L’Occident n’est pas seulement menacé par l’effondrement des systèmes de valeurs qu’il s’était donnés. Il est affaibli par la désaffection qu’y connaît l’État- nation (Gellner, 1983 ; Delannoi et Targuieff, 1991). Pour la majorité des gens, l’État n’est plus ce qui soude une communauté autour d’un idéal partagé et qui force à dépasser les égoïsmes individuels ou ceux des communautés locales ou tribales ; il est ce qui permet à l’individu de cultiver son égotisme ou de multiplier les expériences de consommation culturelle que nécessite la quête nouvelle d’identification. L’idée de mourir pour la collectivité nationale disparaît. C’est dans le local, dans le tribal que l’on se réfugie pour trouver un sens à la vie — dans le traditionnel, l’immémorial ou l’exotique aussi (Maffésoli, 1988).

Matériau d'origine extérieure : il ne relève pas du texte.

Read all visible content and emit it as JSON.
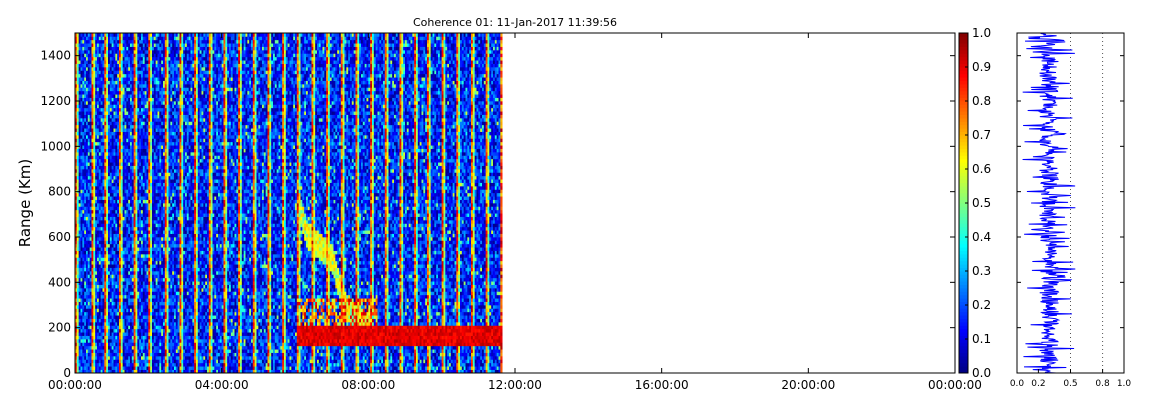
{
  "chart_data": [
    {
      "type": "heatmap",
      "title": "Coherence 01: 11-Jan-2017 11:39:56",
      "xlabel": "",
      "ylabel": "Range (Km)",
      "x_tick_labels": [
        "00:00:00",
        "04:00:00",
        "08:00:00",
        "12:00:00",
        "16:00:00",
        "20:00:00",
        "00:00:00"
      ],
      "x_range_hours": [
        0,
        24
      ],
      "data_extent_hours": [
        0,
        11.65
      ],
      "y_ticks": [
        0,
        200,
        400,
        600,
        800,
        1000,
        1200,
        1400
      ],
      "ylim": [
        0,
        1500
      ],
      "colormap": "jet",
      "colorbar": {
        "ticks": [
          "0.0",
          "0.1",
          "0.2",
          "0.3",
          "0.4",
          "0.5",
          "0.6",
          "0.7",
          "0.8",
          "0.9",
          "1.0"
        ],
        "range": [
          0,
          1
        ]
      },
      "features": {
        "vertical_stripes_period_hours": 0.4,
        "background_coherence": 0.15,
        "low_range_band_km": [
          120,
          200
        ],
        "low_range_band_hours": [
          6.0,
          11.65
        ],
        "low_range_band_value": 0.95,
        "oblique_trace": [
          [
            6.0,
            800
          ],
          [
            6.3,
            600
          ],
          [
            7.0,
            500
          ],
          [
            7.3,
            300
          ],
          [
            7.8,
            220
          ],
          [
            8.0,
            180
          ]
        ]
      }
    },
    {
      "type": "line",
      "title": "",
      "x_tick_labels": [
        "0.0",
        "0.2",
        "0.5",
        "0.8",
        "1.0"
      ],
      "xlim": [
        0,
        1
      ],
      "ylim": [
        0,
        1500
      ],
      "grid": "vertical dotted at 0.5 and 0.8",
      "color": "#0000ff",
      "profile_mean": 0.3,
      "profile_spread": [
        0.05,
        0.55
      ]
    }
  ]
}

L’émergence de nouvelles idéologies
Le crise de la conscience occidentale que signale l’idée de postmodernité fait peur. De nouvelles idéologies sont nécessaires pour combler le vide laissé par « la fin de l’histoire ». Le rôle de la communauté et la convivialité qu’elle permet sont exaltés : la fête n’a jamais autant fasciné qu’au cours des deux dernières décennies (Duvignaud, 1973). Le groupe se donne en spectacle à lui-même et fait retour sur sa nature profonde.
Dans un monde qui ne valorise plus la montée du futur, l’attention se porte volontiers sur l’environnement. Les sociétés occidentales postmodernes ne sont pas libérées du péché originel, mais elles le situent ailleurs. Il ne résulte plus de l’exploitation de l’homme par l’homme. Il s’exprime par le viol répété de la nature et des équilibres écologiques. Il ne suffit pas d’instaurer un juste contrat social pour éliminer le mal : il convient de réformer les rapports de l’homme à la nature. Les écologistes non violents retrouvent l’arme favorite des religions primitives pour se différencier des fauteurs du mal : le refus de la convivialité que véhicule le végétarisme militant. Certains réclament le sacrifice de ceux qui maltraitent les bêtes et perturbent gravement l’environnement : il y a du totalitarisme dans certaines formes de ce mouvement.
Les recherches les plus innocentes de la préhistoire ou de l’archéologie ont des retombées idéologiques inattendues.Les sociétés occidentales admettaient que la civilisation leur était venue en vagues successives et par des voies diverses du Moyen-Orient et des rivages de la Méditerranée : elles soulignaient leurs racines grecques, latines ou judéo-chrétiennes. L’enracinement des populations d’Europe occidentale est beaucoup plus ancien qu’on ne le pensait : il remonte à la révolution néolithique qui met en place les premières humanités denses (Cavalli-Sforza, 1984 ; Renfrew, 1990 ; Dodgshon, 1987). Les populations irlandaise, britannique, française ou italienne sont là depuis des millénaires. L’idée d’un patrimoine commun à l’Occident s’évanouit : chaque société européenne a la même dignité que les autres. Voilà qui balaie les traditions élitaires effectivement venues des pays où l’écriture s’est imposée tôt. Le primitivisme postmoderne a partout des sources locales plus honorables, parce que plus anciennes et plus authentiques, que les formes de civilisation qui les ont longtemps dominées et cherchaient à les éliminer. Derrière la postmodernité pointent donc des idéologies qui tendent à la fragmentation de la tradition occidentale.